Use the DataSource API to quickly start reading or writing Hudi datasets in few lines of code. Use the RDD API to perform more involved actions an a Hudi dataset.


Best Practices of Hudi

Use a new type of HoodieRecordPayload and keep the previous persisted one as the output of combineAndGetUpdateValue(...). However, the commit time of the previous persisted one updated to the latest, which makes the downstream incremental ETL counting this record twice.

Left join data frame with all the persisted data by key and insert the records whose persisted_data.key are null. The concern is not sure bloomIndex /metadata taken full advantage.

Put a new flag field in the HoodieRecord reading from HoodieRecordPayload metadata to indicate if a copyOldRecord needed during writing.

Pass down a flag during data frame options to enforce this entire job will be copyOldRecord.


Benefits of Hudi

  • Scalability limitation in HDFS.
  • Fast data delivery in Hadoop.
  • For updates and deletes for existing data, there is no Direct support.
  • Fast ETL and modeling.

Hudi Vs. Apache Kudu

Apache Kudu is quite similar to Hudi; Apache Kudu is also used for Real-Time analytics on Petabytes of data, support for upsets.

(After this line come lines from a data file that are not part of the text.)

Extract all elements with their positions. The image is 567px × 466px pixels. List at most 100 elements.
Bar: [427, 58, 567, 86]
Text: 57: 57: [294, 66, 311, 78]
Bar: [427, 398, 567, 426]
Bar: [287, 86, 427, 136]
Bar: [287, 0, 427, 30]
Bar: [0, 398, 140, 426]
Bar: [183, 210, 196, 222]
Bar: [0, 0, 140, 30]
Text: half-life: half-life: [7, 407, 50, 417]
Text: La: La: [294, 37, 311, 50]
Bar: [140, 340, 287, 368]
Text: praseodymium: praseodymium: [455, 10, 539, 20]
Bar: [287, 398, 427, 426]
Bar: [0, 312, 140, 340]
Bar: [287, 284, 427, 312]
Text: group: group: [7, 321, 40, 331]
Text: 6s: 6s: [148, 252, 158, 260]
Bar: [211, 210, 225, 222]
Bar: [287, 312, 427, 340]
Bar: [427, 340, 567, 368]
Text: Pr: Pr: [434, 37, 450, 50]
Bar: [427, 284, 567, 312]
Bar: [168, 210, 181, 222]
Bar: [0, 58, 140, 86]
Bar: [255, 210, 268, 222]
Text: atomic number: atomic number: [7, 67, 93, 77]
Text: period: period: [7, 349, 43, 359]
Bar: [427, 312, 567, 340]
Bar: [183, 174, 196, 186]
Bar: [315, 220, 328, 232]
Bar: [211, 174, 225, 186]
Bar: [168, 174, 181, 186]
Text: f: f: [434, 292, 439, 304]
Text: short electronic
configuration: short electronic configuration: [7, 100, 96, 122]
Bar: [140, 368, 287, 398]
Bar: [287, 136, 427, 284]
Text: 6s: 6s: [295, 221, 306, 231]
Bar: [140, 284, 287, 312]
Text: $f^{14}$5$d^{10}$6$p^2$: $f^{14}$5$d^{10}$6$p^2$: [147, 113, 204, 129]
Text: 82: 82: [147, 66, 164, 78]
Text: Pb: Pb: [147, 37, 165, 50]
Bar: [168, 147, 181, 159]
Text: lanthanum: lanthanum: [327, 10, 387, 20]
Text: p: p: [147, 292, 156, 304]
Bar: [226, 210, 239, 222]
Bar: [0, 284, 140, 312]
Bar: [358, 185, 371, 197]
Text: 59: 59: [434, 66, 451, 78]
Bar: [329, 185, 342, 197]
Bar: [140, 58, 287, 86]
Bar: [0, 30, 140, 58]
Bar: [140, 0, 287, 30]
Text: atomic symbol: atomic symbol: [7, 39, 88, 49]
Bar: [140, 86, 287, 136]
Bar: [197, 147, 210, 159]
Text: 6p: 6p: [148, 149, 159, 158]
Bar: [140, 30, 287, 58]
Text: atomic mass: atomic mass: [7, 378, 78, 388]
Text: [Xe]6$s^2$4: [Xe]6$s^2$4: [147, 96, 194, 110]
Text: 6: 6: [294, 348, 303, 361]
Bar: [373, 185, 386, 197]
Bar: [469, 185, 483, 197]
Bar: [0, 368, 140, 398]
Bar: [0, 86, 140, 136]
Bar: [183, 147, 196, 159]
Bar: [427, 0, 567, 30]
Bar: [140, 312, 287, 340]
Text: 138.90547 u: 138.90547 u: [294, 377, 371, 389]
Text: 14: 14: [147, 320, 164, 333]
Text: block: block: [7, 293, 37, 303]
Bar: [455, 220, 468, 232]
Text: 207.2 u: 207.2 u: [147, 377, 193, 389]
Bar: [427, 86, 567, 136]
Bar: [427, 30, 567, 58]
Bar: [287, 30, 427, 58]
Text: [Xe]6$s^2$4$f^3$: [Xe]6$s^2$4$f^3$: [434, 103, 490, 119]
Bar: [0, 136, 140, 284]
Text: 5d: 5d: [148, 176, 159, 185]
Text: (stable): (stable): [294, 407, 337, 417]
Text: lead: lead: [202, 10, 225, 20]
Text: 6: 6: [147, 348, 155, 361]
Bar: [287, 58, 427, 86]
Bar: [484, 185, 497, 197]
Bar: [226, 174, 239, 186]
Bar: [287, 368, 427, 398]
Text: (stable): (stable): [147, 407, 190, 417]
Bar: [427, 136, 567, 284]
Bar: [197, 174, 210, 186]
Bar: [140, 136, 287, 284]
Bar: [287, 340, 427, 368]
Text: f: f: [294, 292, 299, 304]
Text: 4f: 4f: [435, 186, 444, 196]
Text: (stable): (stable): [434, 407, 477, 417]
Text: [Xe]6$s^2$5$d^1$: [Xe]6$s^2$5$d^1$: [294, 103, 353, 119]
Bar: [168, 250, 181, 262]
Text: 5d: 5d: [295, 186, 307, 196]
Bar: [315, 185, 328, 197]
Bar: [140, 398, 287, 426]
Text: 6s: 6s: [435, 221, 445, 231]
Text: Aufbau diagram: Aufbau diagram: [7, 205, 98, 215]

The primary key difference between Apache Kudu and Hudi is that Kudu attempts to serve as a data store for OLTP(Online Transaction Processing) workloads but on the other hand, Hudi does not, it only supports OLAP(Online Analytical Processing).

Apache Kudu does not support incremental pulling, but Hudi supports the incremental pulling.

There is also other main key difference, Hudi wholly based on the Hadoop compatible file system such as HDFS, S3 or Ceph and Hudi also doesn't have it own storage server. But on the other hand, Apache Kudu has its Storage servers which further talk to each other via RAFT.

For heavy lifting, Hudi is dependent on Apache Spark, so that Hudi can be scaled easily just similar to other spark jobs.


Concluding Hudi

Hudi fills a big void for processing data on top of HDFS, and thus mostly co-exist nicely with these technologies. Hudi is best to perform insert/update operation on parquet format data on top of HDFS.